Сергей Сергеевич Хоружий: Спасибо, Олег Борисович. В свою очередь, должен просить о снисхождении я. У меня нет никакой развитой эстетики, никакого нового слова или как нынче выражаются, мессиджа для художников в их деле — но я тем не менее сразу и охотно откликнулся на предложение Олега. Как я сразу ему сказал, не знаю, чем и зачем моя философия была бы вам интересна, но вы для моей философии заведомо интересны — как экспериментальный объект. Коль скоро, как Олег уже сообщил, мои размышления вылились в некую антропологическую модель, некоторый общий способ описания человека, то, соответственно, эта модель должна уметь описывать человека также и в его проявлениях в искусстве, в эстетических практиках. Причем должна — не просто для полноты картины: я с самого начала понимал, что здесь одна из главных сфер самореализации человека. В составе моей синергийной антропологии, речь о человеке художественном непременно должна присутствовать, но покамест здесь налицо разве что грубые контуры и направляющие идеи. Идеи надо наполнять живым содержанием, подкреплять опытом, и все это возможно лишь в реальных контактах с реальным художественным человеком. Так что моя заинтересованность понятна; а что до вашей — будем считать, это ваш риск! Олег милостиво мне позволил не пытаться рассказывать именно об эстетике, развивать какие-то теории художественного предмета, художественного акта, а попросту описать существо моего понимания человека. Соответственно, я и попытаюсь это вкратце сделать.

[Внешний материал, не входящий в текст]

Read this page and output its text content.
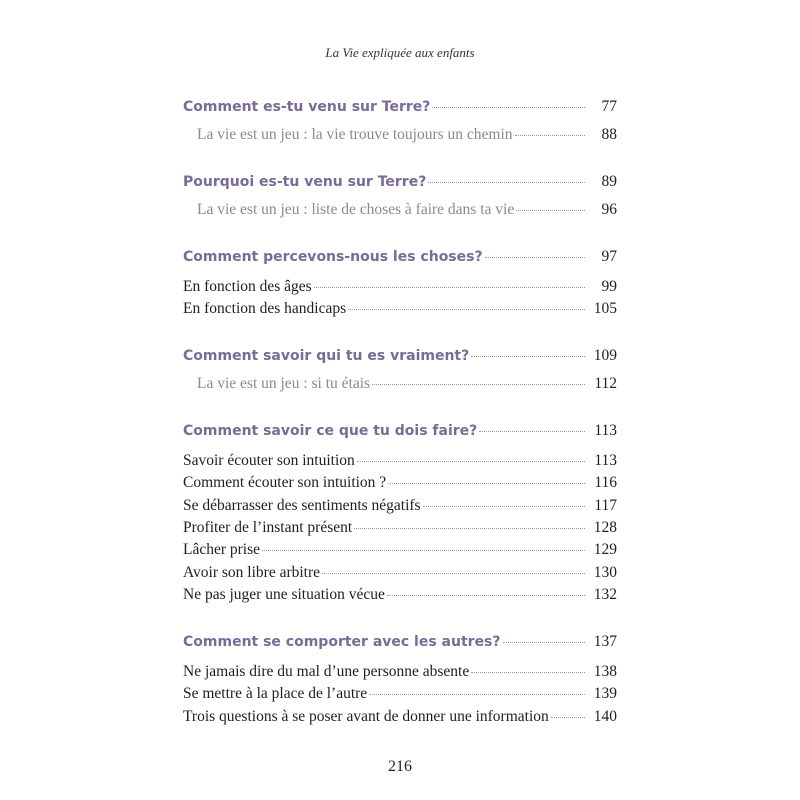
La Vie expliquée aux enfants
Comment es-tu venu sur Terre?	77
La vie est un jeu : la vie trouve toujours un chemin	88
Pourquoi es-tu venu sur Terre?	89
La vie est un jeu : liste de choses à faire dans ta vie	96
Comment percevons-nous les choses?	97
En fonction des âges	99
En fonction des handicaps	105
Comment savoir qui tu es vraiment?	109
La vie est un jeu : si tu étais	112
Comment savoir ce que tu dois faire?	113
Savoir écouter son intuition	113
Comment écouter son intuition ?	116
Se débarrasser des sentiments négatifs	117
Profiter de l’instant présent	128
Lâcher prise	129
Avoir son libre arbitre	130
Ne pas juger une situation vécue	132
Comment se comporter avec les autres?	137
Ne jamais dire du mal d’une personne absente	138
Se mettre à la place de l’autre	139
Trois questions à se poser avant de donner une information	140
216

Как мы с Олегом в последней беседе сформулировали, общую суть того, к чему мой рассказ должен привести, можно было бы обозначить формулой: «Расставим антроповехи!». Антропологические вехи — то бишь, какие-то основные ориентиры, векторы, которые помогли бы понять, что сегодня представляет собой антропологическая ситуация. Но к этой формуле мы сделаем сразу три уточнения. Во-первых, хотя и не погружаясь в эстетику, мы все же, с учетом задач проекта, постараемся поставить среди прочих вех и такие, которые проясняли бы роль в этой антропологической ситуации стихии религиозной и стихии художественной; а также и взаимные отношения сих стихий. Во-вторых, обе эти стихии или сферы нас вовсе не будут интересовать в плане классического академического анализа, когда одну сферу характеризуют какими-то своими понятиями, сущностями, законами, другую — своими, потом выстраивают соотношения всех этих законов и сущностей и т. д. В подобной постановке проблем наука сегодня уже перестает действовать, эта постановка, или же эпистема, исчерпала себя. Такой отказ от академического канона должен быть созвучен людям, реализующим себя в различных антропологических практиках, художественных, в частности. И ту, и другую стихию, и религиозную, и художественную, а также и прочие, о которых зайдет речь, мы будем понимать не как сферу абстрактных сущностей, а как стихию опыта, стихию жизни, переживаний — такую стихию, в которой реализуется набор определенных практик. Это второе уточнение должно несколько сблизить сегодняшнего философа и сегодняшнего художника.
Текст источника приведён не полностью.